Minimum Wage Harms the Poor
ALTHOUGH no amount of frustration with "the system" can justify widespread violence, inner-city residents do suffer from a dearth of opportunity. The answer to some activists, like Jesse Jackson, is therefore more federal intervention and spending. They seem to think that "cuts" (actually reductions in the rate of growth) in social programs by the Reagan and Bush administrations are the chief culprits in the latest outburst of urban warfare.
Yet 30 years after the inauguration of the Great Society, it should be obvious that Washington cannot solve deep-seated social problems with money. To the contrary, ill-considered government action bears much of the blame for the state of the inner city. Welfare programs impede family formation and stability; building codes, rent control, and zoning discourage affordable housing; unaccountable and uncompetitive public-school systems degrade the quality of education; the drug war empowers criminal gangs; and licensing, the minimum wage, and other business regulations restrict economic opportunity.
The minimum wage illustrates the amount of harm caused by well-intentioned public officials. Long promoted as an antipoverty program, government wage-setting has broken the bottom rungs of the ladder of economic opportunity, making it much harder for the disadvantaged to escape poverty. Placing a wage floor on employment means that the least educated, experienced, and skilled workers - and thus least productive - will not be hired. Some companies just try to do more with less. Others make their customers
work, as through self-service gas stations and salad bars. Or businesses may automate, installing mechanical bank tellers, elevators, and the like.
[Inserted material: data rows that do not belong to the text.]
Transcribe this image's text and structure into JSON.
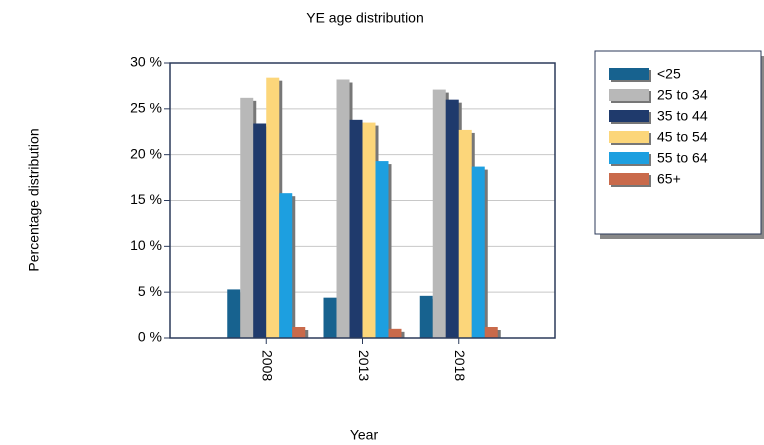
{
  "chart_data": {
    "type": "bar",
    "title": "YE age distribution",
    "x_label": "Year",
    "y_label": "Percentage distribution",
    "categories": [
      "2008",
      "2013",
      "2018"
    ],
    "series": [
      {
        "name": "<25",
        "color": "#17628f",
        "values": [
          5.3,
          4.4,
          4.6
        ]
      },
      {
        "name": "25 to 34",
        "color": "#b8b8b8",
        "values": [
          26.2,
          28.2,
          27.1
        ]
      },
      {
        "name": "35 to 44",
        "color": "#1f3a6c",
        "values": [
          23.4,
          23.8,
          26.0
        ]
      },
      {
        "name": "45 to 54",
        "color": "#fcd67a",
        "values": [
          28.4,
          23.5,
          22.7
        ]
      },
      {
        "name": "55 to 64",
        "color": "#1d9fe0",
        "values": [
          15.8,
          19.3,
          18.7
        ]
      },
      {
        "name": "65+",
        "color": "#c96a4b",
        "values": [
          1.2,
          1.0,
          1.2
        ]
      }
    ],
    "ylim": [
      0,
      30
    ],
    "yticks": [
      {
        "value": 0,
        "label": "0 %"
      },
      {
        "value": 5,
        "label": "5 %"
      },
      {
        "value": 10,
        "label": "10 %"
      },
      {
        "value": 15,
        "label": "15 %"
      },
      {
        "value": 20,
        "label": "20 %"
      },
      {
        "value": 25,
        "label": "25 %"
      },
      {
        "value": 30,
        "label": "30 %"
      }
    ],
    "grid": true,
    "legend": "right"
  }
}
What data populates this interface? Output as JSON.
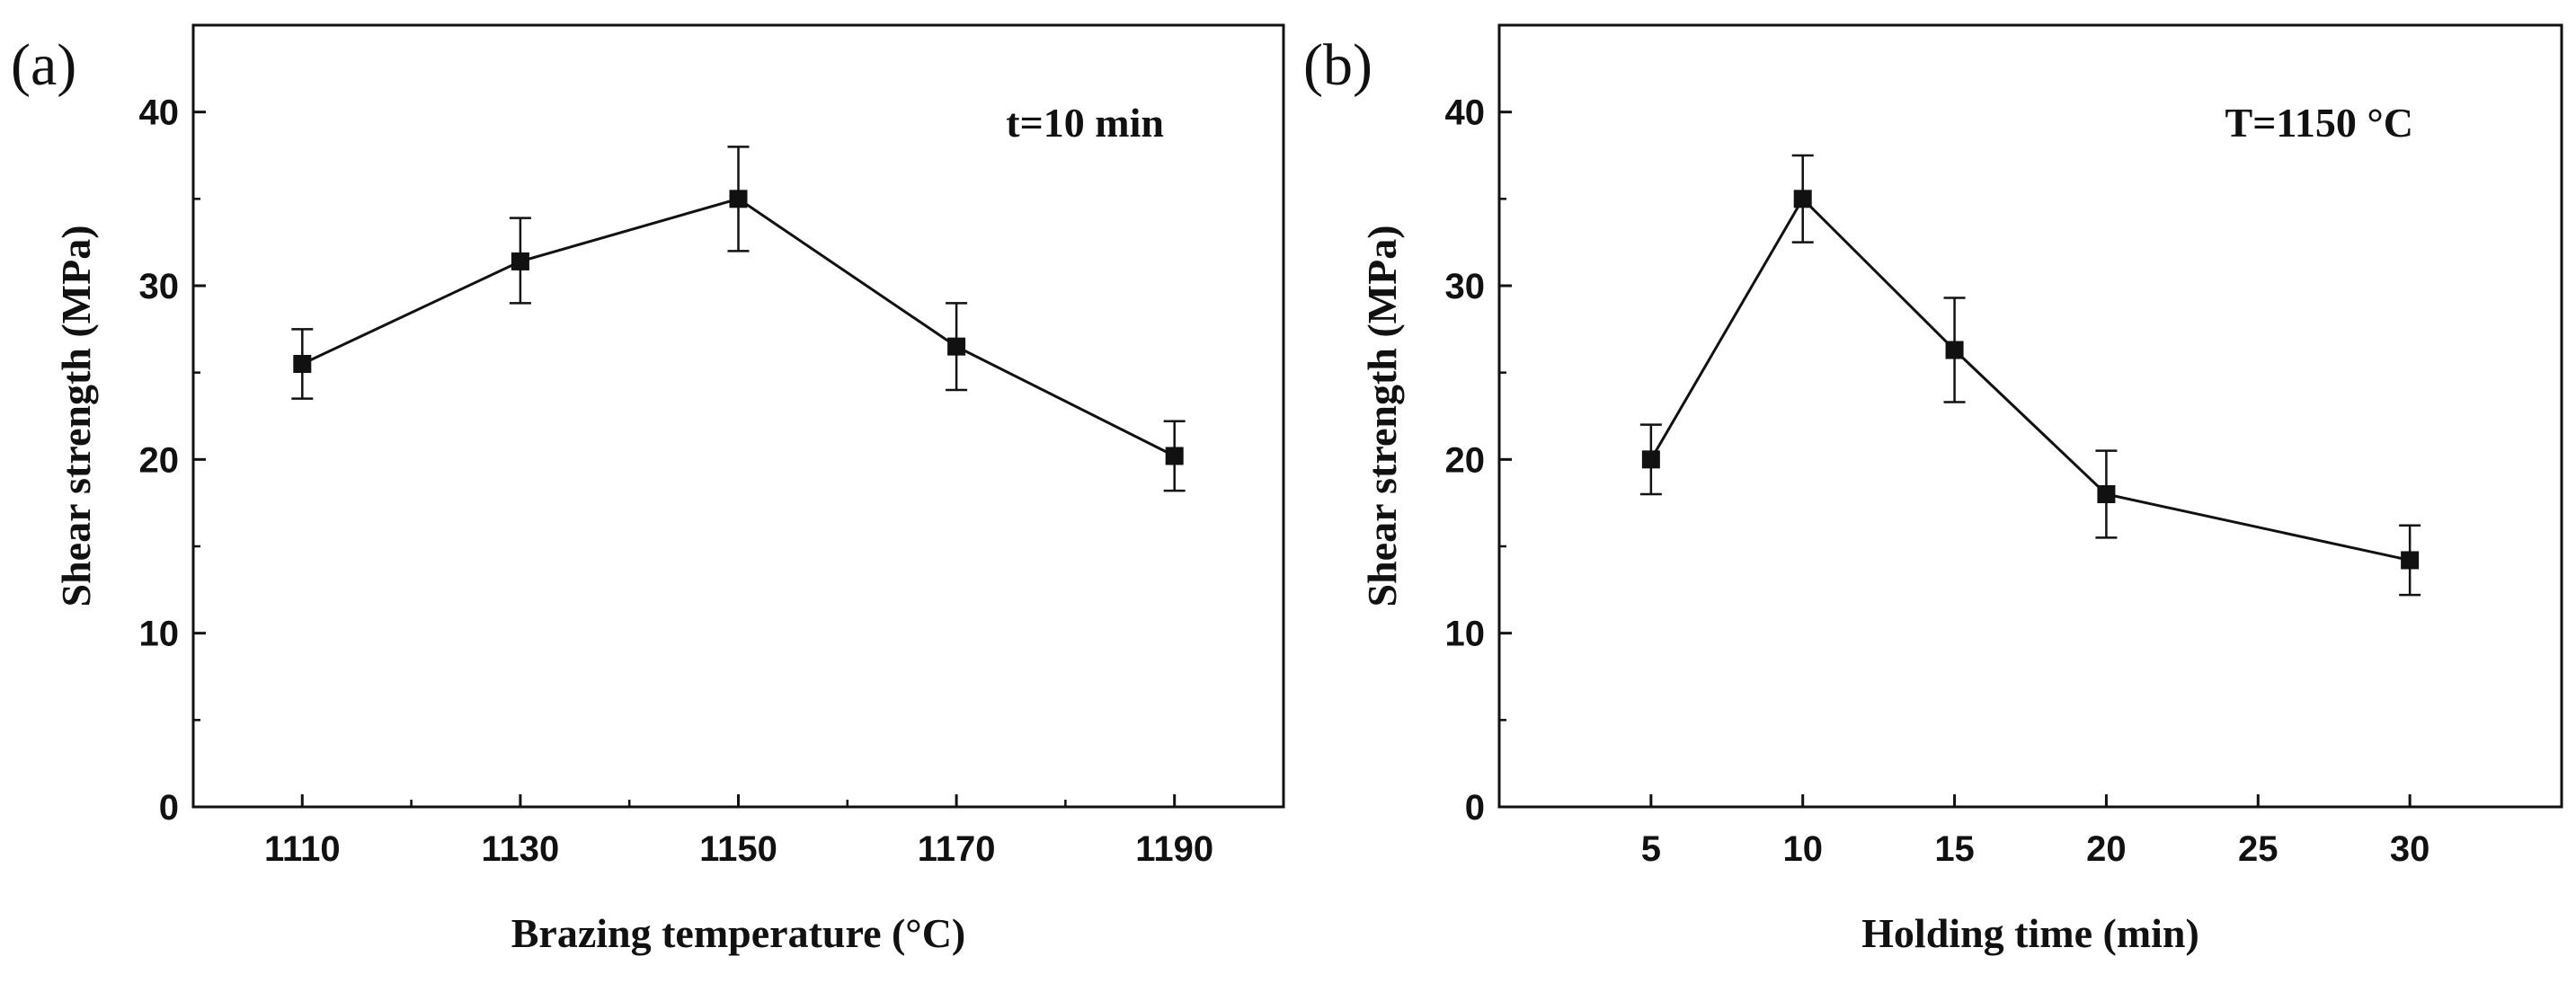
{
  "figure": {
    "background": "#ffffff",
    "ink": "#111111"
  },
  "chart_data": [
    {
      "type": "line",
      "panel_label": "(a)",
      "annotation": "t=10 min",
      "xlabel": "Brazing temperature (°C)",
      "ylabel": "Shear strength (MPa)",
      "xlim": [
        1100,
        1200
      ],
      "ylim": [
        0,
        45
      ],
      "xticks_major": [
        1110,
        1130,
        1150,
        1170,
        1190
      ],
      "xticks_minor": [
        1120,
        1140,
        1160,
        1180
      ],
      "yticks": [
        0,
        10,
        20,
        30,
        40
      ],
      "series": [
        {
          "name": "shear strength",
          "x": [
            1110,
            1130,
            1150,
            1170,
            1190
          ],
          "y": [
            25.5,
            31.4,
            35.0,
            26.5,
            20.2
          ],
          "err_low": [
            23.5,
            29.0,
            32.0,
            24.0,
            18.2
          ],
          "err_high": [
            27.5,
            33.9,
            38.0,
            29.0,
            22.2
          ]
        }
      ]
    },
    {
      "type": "line",
      "panel_label": "(b)",
      "annotation": "T=1150 °C",
      "xlabel": "Holding time (min)",
      "ylabel": "Shear strength (MPa)",
      "xlim": [
        0,
        35
      ],
      "ylim": [
        0,
        45
      ],
      "xticks_major": [
        5,
        10,
        15,
        20,
        25,
        30
      ],
      "xticks_minor": [],
      "yticks": [
        0,
        10,
        20,
        30,
        40
      ],
      "series": [
        {
          "name": "shear strength",
          "x": [
            5,
            10,
            15,
            20,
            30
          ],
          "y": [
            20.0,
            35.0,
            26.3,
            18.0,
            14.2
          ],
          "err_low": [
            18.0,
            32.5,
            23.3,
            15.5,
            12.2
          ],
          "err_high": [
            22.0,
            37.5,
            29.3,
            20.5,
            16.2
          ]
        }
      ]
    }
  ]
}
Although economists disagree over exactly how many jobs are lost due to the minimum wage, they all agree that it reduces employment. The federal Minimum Wage Study Commission estimated that every 10 percent wage hike cuts youth job opportunities by between 1 and 2.5 percent. Other studies suggest that an equal number of young people stop looking for work.
Yet in 1989 Congress voted to raise the minimum wage in stages, up to $4.25 last April. Many states compound the problem by imposing their own, higher minimums. New Jersey's wage floor jumped to $5.05 on April 1. The District of Columbia narrowly averted disaster last winter when the Council set aside the Wage and Hour Board's proposed minimum of $7.25. Even many workers who were supposed to benefit realized that such a hike would cost them their jobs as their employers closed, downsized, or fled to the suburbs.
UPPORTERS of a higher minimum wage argue that it is a "moral" issue, that no one can support a family on $8,840 a year. In fact, more than four-fifths of those receiving the minimum wage are not poor, three-fourths are not heads of households, and only one-third are working full-time. Nor is it morally ennobling to put some people out of work in order to raise the pay of others. The solution to people earning low wages is not to penalize the companies most interested in hiring them. Rather, we should enc ourage firms to provide more "first" jobs that will help people move up the employment ladder.
To enable inner-city people to take advantage of such opportunities, government does need to stop harming its most vulnerable citizens. Inner-city residents need relief not just from rules, such as the minimum wage, that rob them of legal employment opportunities, but also from a public educational system that does not educate and a welfare system that discourages independence.
The perverse incentive structure of welfare is evident from a new study of California's experience with the minimum wage. According to economist Carlos Bonilla, last year's hike to $4.25 has encouraged heads of households to switch from full-time to part-time work because the increase was more than swallowed up by taxes and lost welfare benefits. For a single parent with one child, reports Mr. Bonilla, dropping from 40 to 20 hours of work a week increases the family's annual income by almost $700.
At a time when many activists are calling on the government to do more to help the poor, policymakers must recognize how government is now harming society's most disadvantaged members. Before pushing grand new initiatives to do good, reformers should stop government from doing bad. They could start by eliminating the minimum wage, which has kept so many angry inner-city teens unemployed.